Bruising at the site of injection is the most common side effect associated with Botox treatments. Other common side effects include headache, respiratory infections, temporary eyelid droop, nausea and flu-like symptoms.
Botox works by temporarily paralyzing the muscles at the site of injection. In rare cases, this effect may spread to other muscles near the intended area. This can cause temporary paralysis in neighboring muscles, which may lead to eyelid droop or other facial paralysis. This side effect occurs in less than 1 percent of Botox patients.

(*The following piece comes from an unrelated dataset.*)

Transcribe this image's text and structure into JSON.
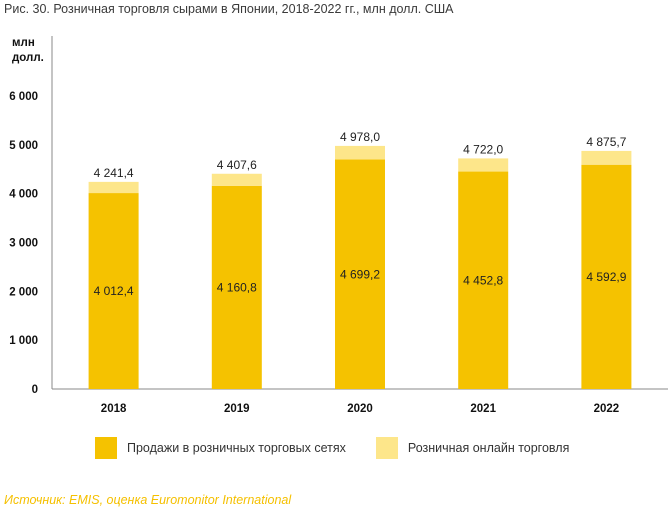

Other adverse reactions that may be experienced by a minority of Botox patients include pain in the face, erythema (redness of the skin) at the injection site and facial muscle weakness. In most cases, these reactions dissipate roughly one week after injection.
Botox side effects can also occur when the drug interacts with other medications. Before receiving Botox injections, a prospective patient should inform a doctor about any medications she may be taking. Medications that may be dangerous if mixed with Botox include: antibiotics used to treat infections, such as gentamicin, tobramycin, clindamycin and lincomycin; medications used to treat heart rhythm problems, such as quinidine; and medications used to treat other conditions, such as myasthenia gravis, ALS or Alzheimer's disease.
Over-the-counter medications may also interact with the drug formula in Botox. It is wise to discontinue use of over-the-counter medications before and after receiving Botox treatments and inform the plastic surgeon of any drug usage. A pharmacist can also provide complete information about all drugs that may adversely interact with Botox.
Certain groups of people are at greater risk of experiencing Botox side effects. These groups include people with pre-existing infections at the injection site and people with cardiovascular or neuromuscular disorders. Plastic surgeons should always be made aware of any pre-existing conditions before the Botox procedure is performed. It is also crucial for the patient and the physician to be aware of any allergies the patient may have to any drugs that make up the Botox formula. An experienced physician will help determine if Botox is the right treatment for each individual.